Anggota DPR Pertanyakan Tata Cara Penetapan HGBT Dalam Permen ESDM

Anggota Komisi VII DPR RI, Lamhot Sinaga saat mengikuti rapat kerja Komisi VII DPR RI dengan Menteri ESDM, Arifin Tasrif di ruang rapat Komisi VII DPR RI, Senayan Jakarta, Kamis (2/2/2023). Foto: Dep/nr

JAKARTA.NIAGA.ASIA – Anggota Komisi VII DPR RI, Lamhot Sinaga mempertanyakan tata cara penetapan harga gas bumi tertentu (HGBT) yang ada dalam Peraturan Menteri Energi dan Sumber Daya Mineral (Permen ESDM) Noomor 15 Tahun 2022.

“Dari tujuh sektor industri yang diberikan harga gas 6 dollar Amerika Serikat dalam Permen tersebut, kenyataannya hanya industri pupuk saja yang mendapatkannya,” ujar Lamhot di sela-sela rapat kerja Komisi VII DPR RI dengan Menteri ESDM, Arifin Tasrif di ruang rapat Komisi VII DPR RI, Senayan Jakarta, Kamis (2/2).

Menurut Lamhot, urgensi dikeluarkannya Permen tersebut yang sejatinya merupakan turunan dari Peraturan Presiden (Perpres) No.121 tentang HGBT itu, adalah dalam rangka menciptakan kemudahan berusaha serta program hilirisasi dan percepatan pertumbuhan ekonomi untuk peningkatan daya saing industri kita. Hingga pada akhirnya ditetapkan tujuh sektor Industri.

Perpres 121 yang kemudian diturunkan menjadi Permen No.15/2022 itu ada 7 sektor Industri, tapi, kan, kenyataannya tidak begitu, yang mereka kasih harga gas 6 dolar itu hanya industri pupuk. Sedangkan industri lainnya termasuk petrochemical kita tetap harganya sesuai market.

“Menteri ESDM dalam penetapan harga gas itu jelas tidak berkeadilan, mereka hanya melihat pupuklah yang perlu dibantu dengan harga gas 6 dollar. Tapi, setelah diberikan harga demikian, kapasitas pupuk masih sama. Masalah kelangkaan pupuk masih ada, masyarakat masih kesulitan mendapat pupuk. Pertanyaannya, ke mana 6 dolar tersebut?” ujarnya.
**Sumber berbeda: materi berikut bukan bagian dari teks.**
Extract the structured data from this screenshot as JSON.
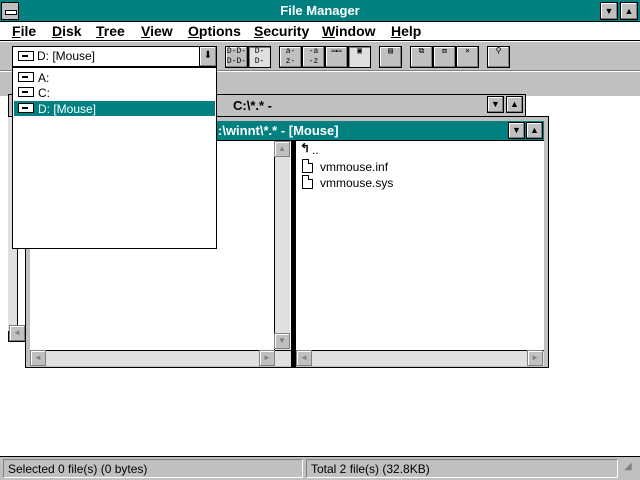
{
  "window": {
    "title": "File Manager"
  },
  "menu": [
    "File",
    "Disk",
    "Tree",
    "View",
    "Options",
    "Security",
    "Window",
    "Help"
  ],
  "drive_selector": {
    "selected": "D: [Mouse]",
    "options": [
      {
        "label": "A:",
        "icon": "floppy-drive-icon"
      },
      {
        "label": "C:",
        "icon": "hard-drive-icon"
      },
      {
        "label": "D: [Mouse]",
        "icon": "removable-drive-icon",
        "selected": true
      }
    ]
  },
  "toolbar": {
    "buttons": [
      "connect-network-drive",
      "disconnect-network-drive",
      "sort-by-name",
      "sort-by-date",
      "copy",
      "move",
      "delete",
      "properties"
    ]
  },
  "background_window": {
    "title": "C:\\*.* -"
  },
  "active_window": {
    "title": ":\\winnt\\*.* - [Mouse]",
    "parent_link": "..",
    "files": [
      "vmmouse.inf",
      "vmmouse.sys"
    ]
  },
  "status": {
    "left": "Selected 0 file(s) (0 bytes)",
    "right": "Total 2 file(s) (32.8KB)"
  },
  "colors": {
    "title_active": "#008080",
    "face": "#c0c0c0",
    "selection": "#008080"
  }
}
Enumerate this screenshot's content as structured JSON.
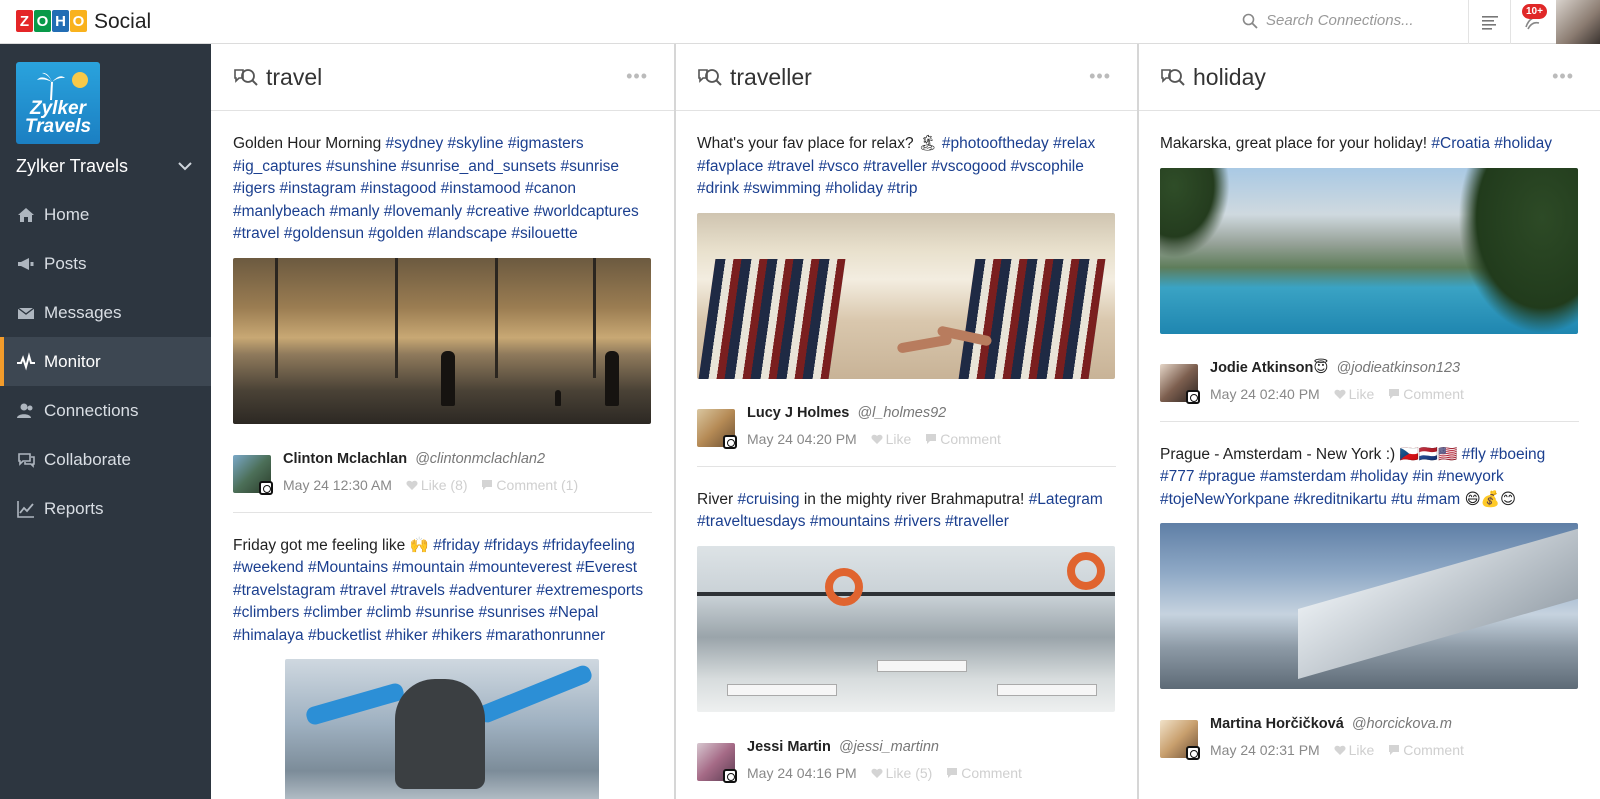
{
  "app": {
    "brand_letters": [
      "Z",
      "O",
      "H",
      "O"
    ],
    "name": "Social"
  },
  "search": {
    "placeholder": "Search Connections..."
  },
  "notifications": {
    "badge": "10+"
  },
  "sidebar": {
    "brand_logo_text": [
      "Zylker",
      "Travels"
    ],
    "brand_name": "Zylker Travels",
    "items": [
      {
        "label": "Home",
        "icon": "home-icon"
      },
      {
        "label": "Posts",
        "icon": "megaphone-icon"
      },
      {
        "label": "Messages",
        "icon": "envelope-icon"
      },
      {
        "label": "Monitor",
        "icon": "pulse-icon",
        "active": true
      },
      {
        "label": "Connections",
        "icon": "users-icon"
      },
      {
        "label": "Collaborate",
        "icon": "chat-icon"
      },
      {
        "label": "Reports",
        "icon": "chart-icon"
      }
    ]
  },
  "columns": [
    {
      "title": "travel",
      "menu": "•••",
      "posts": [
        {
          "text": "Golden Hour Morning",
          "tags": "#sydney #skyline #igmasters #ig_captures #sunshine #sunrise_and_sunsets #sunrise #igers #instagram #instagood #instamood #canon #manlybeach #manly #lovemanly #creative #worldcaptures #travel #goldensun #golden #landscape #silouette",
          "author": "Clinton Mclachlan",
          "handle": "@clintonmclachlan2",
          "time": "May 24 12:30 AM",
          "like": "Like (8)",
          "comment": "Comment (1)"
        },
        {
          "text": "Friday got me feeling like 🙌",
          "tags": "#friday #fridays #fridayfeeling #weekend #Mountains #mountain #mounteverest #Everest #travelstagram #travel #travels #adventurer #extremesports #climbers #climber #climb #sunrise #sunrises #Nepal #himalaya #bucketlist #hiker #hikers #marathonrunner"
        }
      ]
    },
    {
      "title": "traveller",
      "menu": "•••",
      "posts": [
        {
          "text": "What's your fav place for relax? 🏝",
          "tags": "#photooftheday #relax #favplace #travel #vsco #traveller #vscogood #vscophile #drink #swimming #holiday #trip",
          "author": "Lucy J Holmes",
          "handle": "@l_holmes92",
          "time": "May 24 04:20 PM",
          "like": "Like",
          "comment": "Comment"
        },
        {
          "text": "River",
          "tag_mid": "#cruising",
          "text2": "in the mighty river Brahmaputra!",
          "tags": "#Lategram #traveltuesdays #mountains #rivers #traveller",
          "author": "Jessi Martin",
          "handle": "@jessi_martinn",
          "time": "May 24 04:16 PM",
          "like": "Like (5)",
          "comment": "Comment"
        }
      ]
    },
    {
      "title": "holiday",
      "menu": "•••",
      "posts": [
        {
          "text": "Makarska, great place for your holiday!",
          "tags": "#Croatia #holiday",
          "author": "Jodie Atkinson😇",
          "handle": "@jodieatkinson123",
          "time": "May 24 02:40 PM",
          "like": "Like",
          "comment": "Comment"
        },
        {
          "text": "Prague - Amsterdam - New York :) 🇨🇿🇳🇱🇺🇸",
          "tags": "#fly #boeing #777 #prague #amsterdam #holiday #in #newyork #tojeNewYorkpane #kreditnikartu #tu #mam",
          "text_end": "😄💰😊",
          "author": "Martina Horčičková",
          "handle": "@horcickova.m",
          "time": "May 24 02:31 PM",
          "like": "Like",
          "comment": "Comment"
        }
      ]
    }
  ]
}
Sementara, lanjutnya, enam industri lainnya, termasuk industri petrochemical, karena tidak mendapat harga gas enam dolar, menjadi tidak tumbuh. Industri petrochemical Indonesia kalah dengan Singapura yang jelas-jelas tidak memiliki sumber daya energi. Sedangkan Indonesia punya sumber daya, tapi tidak tumbuh industrinya.

Kenapa demikian? Lamhot melihat Industri petrochemical Indonesia tidak kompetitif, gasnya mahal. Padahal, tujuan Perpres No.121, yang turunannya Permen No.15 itu, tujuannya supaya industri kita berdaya saing, khususnya di tujuh sektor industri itu.

Oleh karena itu, politisi dari Fraksi Partai Golkar ini meminta Permen No.15  itu direvisi, agar tetap konsisten realisasikan harga gas 6 dollar kepada seluruh tujuh sektor industri yang sudah ditetapkan.

Ketujuh sektor industri yang mendapat penetapan HGBT dalam Permen ESDM tersebut adalah industri pupuk, industri petrokimia, industri oleochemical, industri baja, industri keramik, industri kaca, dan industri sarung tangan karet.